Hackers Are Still Cheap at $45k per week

Lafayette, CO paid $45k in ransom in late July | Why do many organizations pay ransoms in 2020? | Learn how to protect your business from adding a hacker to payroll.

“We attempted to pursue any possible avenue to avoid having to pay the ransom.”
– Lafayette Mayor Jamie Harkins

Lafayette Mayor Jamie Harkins woke up to some of the worst news any leader can hear on July 27, 2020. The municipality had been hacked.

Phone service, emails, and online payment systems were all disrupted. Communications were severely limited. Thankfully the city’s 911 and emergency dispatch system were unaffected. That gave Harkins and network security personnel the time they needed to immediately sever all network connections with the affected area before the threat spread even further. This desperate tactic successfully contained the spread of malware before it could do even more damage. However, the city ultimately forked over $45k to meet the hacking agency’s ransom requirement.

While this might be shocking for many CO residents, network security professionals are unfazed by now. Dozens of cities paid ransoms like this in 2019, and the average cost of these attacks actually tends to be higher ($84,116 as of Dec, 2019). But most organizations do not know about this dangerous trend until it is too late.

We’ll help you to understand in this article why Harkins ultimately handed over the cash, as well as what you can do to protect your networks from the same catastrophe.

Why Lafayette Paid Ransom

Lafayette Mayor Jamie Harkins published a public announcement on Youtube describing the events of the hack and explain the reasons for paying the ransom: “Hi Lafayette, I’m Jamie Harkins, and I am here to bring you up to speed with an event that has disrupted city computing services…” At that time, the city suspected that the attackers had bypassed endpoint security with real authentication credentials stolen by a phishing attack or by brute force. Brute force refers to an automation tactic of iteratively attempting random passwords until one finally works.

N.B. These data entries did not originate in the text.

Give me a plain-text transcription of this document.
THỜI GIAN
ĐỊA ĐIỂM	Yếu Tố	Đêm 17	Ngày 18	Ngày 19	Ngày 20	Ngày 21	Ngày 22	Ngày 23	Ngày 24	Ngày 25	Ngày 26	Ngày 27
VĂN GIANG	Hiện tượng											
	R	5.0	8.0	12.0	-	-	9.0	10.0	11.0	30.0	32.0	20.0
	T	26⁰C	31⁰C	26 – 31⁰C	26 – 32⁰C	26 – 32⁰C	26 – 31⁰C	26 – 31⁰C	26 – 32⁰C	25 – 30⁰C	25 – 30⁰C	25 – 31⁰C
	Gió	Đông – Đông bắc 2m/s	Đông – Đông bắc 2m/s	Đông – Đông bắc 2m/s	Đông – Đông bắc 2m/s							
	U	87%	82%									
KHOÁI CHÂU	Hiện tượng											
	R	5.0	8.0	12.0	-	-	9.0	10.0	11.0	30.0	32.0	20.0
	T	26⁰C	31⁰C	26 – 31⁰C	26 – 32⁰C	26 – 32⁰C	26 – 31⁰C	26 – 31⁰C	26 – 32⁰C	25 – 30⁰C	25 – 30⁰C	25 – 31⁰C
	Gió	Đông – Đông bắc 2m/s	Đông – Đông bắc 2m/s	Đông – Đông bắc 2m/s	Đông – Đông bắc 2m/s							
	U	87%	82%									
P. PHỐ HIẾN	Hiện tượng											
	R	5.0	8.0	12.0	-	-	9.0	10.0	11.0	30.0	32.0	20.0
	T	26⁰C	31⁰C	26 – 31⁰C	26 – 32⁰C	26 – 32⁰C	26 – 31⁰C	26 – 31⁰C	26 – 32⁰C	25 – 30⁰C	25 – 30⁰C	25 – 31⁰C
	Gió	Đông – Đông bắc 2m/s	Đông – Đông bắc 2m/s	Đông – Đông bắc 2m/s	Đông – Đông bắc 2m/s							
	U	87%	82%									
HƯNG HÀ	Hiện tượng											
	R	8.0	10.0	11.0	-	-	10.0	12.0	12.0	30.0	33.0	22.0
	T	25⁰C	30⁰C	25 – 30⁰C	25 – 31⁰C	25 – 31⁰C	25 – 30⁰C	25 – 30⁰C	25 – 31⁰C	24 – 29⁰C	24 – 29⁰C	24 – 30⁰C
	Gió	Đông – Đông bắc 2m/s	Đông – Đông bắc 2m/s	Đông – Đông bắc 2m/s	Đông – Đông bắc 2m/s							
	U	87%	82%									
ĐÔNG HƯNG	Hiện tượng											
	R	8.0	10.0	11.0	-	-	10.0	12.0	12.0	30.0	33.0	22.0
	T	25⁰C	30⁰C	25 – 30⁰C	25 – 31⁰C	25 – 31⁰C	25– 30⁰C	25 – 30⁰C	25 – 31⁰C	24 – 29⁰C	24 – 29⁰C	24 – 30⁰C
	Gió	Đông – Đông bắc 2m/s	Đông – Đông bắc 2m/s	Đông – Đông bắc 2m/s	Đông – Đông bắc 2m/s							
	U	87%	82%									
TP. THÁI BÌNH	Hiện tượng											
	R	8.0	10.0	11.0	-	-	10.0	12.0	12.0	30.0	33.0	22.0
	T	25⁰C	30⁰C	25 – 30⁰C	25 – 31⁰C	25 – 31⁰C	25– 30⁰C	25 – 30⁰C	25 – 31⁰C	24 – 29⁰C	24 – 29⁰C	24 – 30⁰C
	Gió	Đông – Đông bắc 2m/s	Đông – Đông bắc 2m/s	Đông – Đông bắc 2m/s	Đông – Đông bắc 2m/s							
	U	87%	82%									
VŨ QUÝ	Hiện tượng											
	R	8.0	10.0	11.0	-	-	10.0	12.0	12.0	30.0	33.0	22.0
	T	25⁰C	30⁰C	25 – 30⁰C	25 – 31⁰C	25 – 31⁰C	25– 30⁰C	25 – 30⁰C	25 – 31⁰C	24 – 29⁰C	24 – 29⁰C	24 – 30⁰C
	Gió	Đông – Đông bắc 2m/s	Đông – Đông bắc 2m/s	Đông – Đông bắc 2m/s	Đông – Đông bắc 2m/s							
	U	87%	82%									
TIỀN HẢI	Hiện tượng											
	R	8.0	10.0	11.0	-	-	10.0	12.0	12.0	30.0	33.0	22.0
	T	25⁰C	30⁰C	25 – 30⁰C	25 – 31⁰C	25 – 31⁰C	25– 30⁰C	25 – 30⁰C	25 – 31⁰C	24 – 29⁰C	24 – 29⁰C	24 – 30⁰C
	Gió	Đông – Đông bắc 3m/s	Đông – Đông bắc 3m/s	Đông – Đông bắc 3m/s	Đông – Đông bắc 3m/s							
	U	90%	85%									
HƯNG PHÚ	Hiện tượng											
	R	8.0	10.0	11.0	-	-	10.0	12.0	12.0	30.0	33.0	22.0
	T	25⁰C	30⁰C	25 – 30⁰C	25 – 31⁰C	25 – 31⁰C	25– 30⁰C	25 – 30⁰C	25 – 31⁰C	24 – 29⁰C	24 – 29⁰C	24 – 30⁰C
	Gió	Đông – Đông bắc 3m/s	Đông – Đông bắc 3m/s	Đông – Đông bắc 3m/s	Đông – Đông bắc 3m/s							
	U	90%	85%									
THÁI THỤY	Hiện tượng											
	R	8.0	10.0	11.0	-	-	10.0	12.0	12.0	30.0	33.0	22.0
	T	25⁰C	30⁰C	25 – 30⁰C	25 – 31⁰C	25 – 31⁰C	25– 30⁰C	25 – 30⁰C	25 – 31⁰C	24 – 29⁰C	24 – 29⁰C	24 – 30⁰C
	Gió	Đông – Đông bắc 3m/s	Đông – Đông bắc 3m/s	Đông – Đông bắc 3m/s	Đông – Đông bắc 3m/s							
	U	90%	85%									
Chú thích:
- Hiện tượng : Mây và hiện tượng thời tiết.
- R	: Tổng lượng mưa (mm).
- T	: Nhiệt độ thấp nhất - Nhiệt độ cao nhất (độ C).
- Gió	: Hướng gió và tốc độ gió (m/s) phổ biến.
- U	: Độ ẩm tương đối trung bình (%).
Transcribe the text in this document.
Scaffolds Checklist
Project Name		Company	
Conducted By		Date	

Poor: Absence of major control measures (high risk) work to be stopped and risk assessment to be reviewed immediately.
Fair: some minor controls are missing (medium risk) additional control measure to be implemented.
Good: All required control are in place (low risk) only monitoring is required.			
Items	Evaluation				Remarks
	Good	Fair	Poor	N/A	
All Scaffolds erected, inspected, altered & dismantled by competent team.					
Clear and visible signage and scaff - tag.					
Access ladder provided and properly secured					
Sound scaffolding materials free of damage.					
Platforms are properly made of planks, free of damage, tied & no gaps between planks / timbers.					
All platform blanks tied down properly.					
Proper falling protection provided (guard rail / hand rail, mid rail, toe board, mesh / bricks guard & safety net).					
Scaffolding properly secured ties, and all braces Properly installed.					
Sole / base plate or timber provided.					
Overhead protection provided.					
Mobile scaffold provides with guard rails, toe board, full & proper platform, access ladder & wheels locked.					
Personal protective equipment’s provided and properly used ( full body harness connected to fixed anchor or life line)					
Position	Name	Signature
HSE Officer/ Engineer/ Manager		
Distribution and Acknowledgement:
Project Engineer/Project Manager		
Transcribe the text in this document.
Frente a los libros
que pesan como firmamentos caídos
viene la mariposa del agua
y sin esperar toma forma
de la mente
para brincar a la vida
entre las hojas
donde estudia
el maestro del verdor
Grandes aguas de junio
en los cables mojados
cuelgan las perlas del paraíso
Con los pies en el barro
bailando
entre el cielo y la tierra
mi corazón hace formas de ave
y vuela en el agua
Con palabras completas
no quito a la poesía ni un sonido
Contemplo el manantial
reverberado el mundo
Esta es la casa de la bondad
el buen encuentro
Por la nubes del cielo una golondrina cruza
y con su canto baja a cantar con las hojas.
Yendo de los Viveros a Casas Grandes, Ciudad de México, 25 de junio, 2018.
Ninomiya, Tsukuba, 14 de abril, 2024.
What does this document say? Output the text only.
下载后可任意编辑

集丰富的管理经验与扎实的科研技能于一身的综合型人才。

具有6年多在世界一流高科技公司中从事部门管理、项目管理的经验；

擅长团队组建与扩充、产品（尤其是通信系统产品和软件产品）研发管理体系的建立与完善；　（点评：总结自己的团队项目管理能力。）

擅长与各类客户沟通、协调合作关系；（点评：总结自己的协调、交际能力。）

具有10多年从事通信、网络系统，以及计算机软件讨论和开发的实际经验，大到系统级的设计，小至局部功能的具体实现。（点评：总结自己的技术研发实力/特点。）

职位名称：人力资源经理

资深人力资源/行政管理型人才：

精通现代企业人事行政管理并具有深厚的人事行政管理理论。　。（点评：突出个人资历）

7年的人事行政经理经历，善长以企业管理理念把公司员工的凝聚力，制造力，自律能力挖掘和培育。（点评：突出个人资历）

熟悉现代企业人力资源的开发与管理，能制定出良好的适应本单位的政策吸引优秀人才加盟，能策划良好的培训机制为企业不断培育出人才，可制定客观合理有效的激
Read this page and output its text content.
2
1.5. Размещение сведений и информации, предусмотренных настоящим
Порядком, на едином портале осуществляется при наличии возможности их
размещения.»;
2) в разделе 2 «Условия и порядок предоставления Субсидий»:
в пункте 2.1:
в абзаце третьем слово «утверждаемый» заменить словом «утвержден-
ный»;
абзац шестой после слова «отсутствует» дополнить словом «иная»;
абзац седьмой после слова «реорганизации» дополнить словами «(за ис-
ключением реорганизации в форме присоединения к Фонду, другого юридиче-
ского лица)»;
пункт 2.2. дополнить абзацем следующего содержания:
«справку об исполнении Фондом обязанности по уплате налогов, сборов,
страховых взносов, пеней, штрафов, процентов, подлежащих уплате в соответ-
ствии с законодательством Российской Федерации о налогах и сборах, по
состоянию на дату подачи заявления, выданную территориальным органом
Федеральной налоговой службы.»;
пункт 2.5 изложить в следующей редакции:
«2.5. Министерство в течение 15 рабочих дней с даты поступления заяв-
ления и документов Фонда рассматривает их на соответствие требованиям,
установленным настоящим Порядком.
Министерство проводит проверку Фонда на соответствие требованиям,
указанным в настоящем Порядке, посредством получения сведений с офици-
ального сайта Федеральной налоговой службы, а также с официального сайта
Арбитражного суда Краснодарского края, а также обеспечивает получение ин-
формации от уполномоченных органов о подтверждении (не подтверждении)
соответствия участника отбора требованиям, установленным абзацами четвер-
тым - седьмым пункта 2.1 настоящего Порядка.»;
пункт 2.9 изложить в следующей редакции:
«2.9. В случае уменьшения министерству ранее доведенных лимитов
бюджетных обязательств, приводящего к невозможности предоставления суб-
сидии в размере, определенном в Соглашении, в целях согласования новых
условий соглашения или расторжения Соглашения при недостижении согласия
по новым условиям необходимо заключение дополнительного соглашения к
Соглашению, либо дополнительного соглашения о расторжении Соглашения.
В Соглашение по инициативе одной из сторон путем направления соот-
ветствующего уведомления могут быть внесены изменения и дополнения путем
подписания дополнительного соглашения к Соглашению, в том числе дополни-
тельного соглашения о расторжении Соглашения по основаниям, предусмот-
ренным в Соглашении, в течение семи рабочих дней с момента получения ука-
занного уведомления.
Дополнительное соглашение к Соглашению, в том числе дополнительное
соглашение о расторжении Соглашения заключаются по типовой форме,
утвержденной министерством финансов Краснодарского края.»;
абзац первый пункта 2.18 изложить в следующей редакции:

Phishing is a social engineering attack that gains authentication credentials by tricking an employee to divulge the information unknowingly. Phishing typically starts with an email containing a bad link. After they breached endpoint security, the hacker agency proceeded to encrypt the networks they could access. This allowed them to hold the network for ransom.

The municipality ultimately decided to pay the ransom after a cost-benefit analysis. Harkins: “After a thorough examination of the situation and cost scenarios, and considering the potential for lengthy inconvenient service outages for residents, we determined that obtaining the decryption tool far outweighed the cost and time to rebuild data and systems.” This also is unsurprising.

Unfortunately, most organizations do not consider business continuity, or the cost of rebuilding their systems until they need to be rebuilt. The agency that hacked Lafayette certainly obtained their own estimate during the discovery phase. That’s how they came up with the $45,000 figure, which is in all likelihood a significant discount on what they city would have paid had they decided to rebuild without the hackers’ help.

Businesses Should Learn from Lafayette, CO’s $45k Hack

Lafayette is a case-in-point for Murphy’s Law because: had the municipality prepared just a little, they could have substantially reduced the cost of rebuilding. They know how much it is worth now.

Do you know how much ransom you would be willing to pay if your organization suffered a similar attack? Have you conducted a business continuity and disaster recovery assessment?

“While there is no way to eliminate the risk of these types of attacks, the city is taking steps to improve our technology protocols by installing cryptosafe backups, deploying additional cybersecurity devices, and implementing regular vulnerability assessments to prevent future data threats.”

It was too late for Lafayette, but it isn’t too late for most Colorado businesses. That is why it is absolutely critical that we spread the word about ransomware. The more organizations pay, the stronger these hacker organizations grow. We need to stop them from taking advantage of our network vulnerabilities before they get an even bigger pay raise.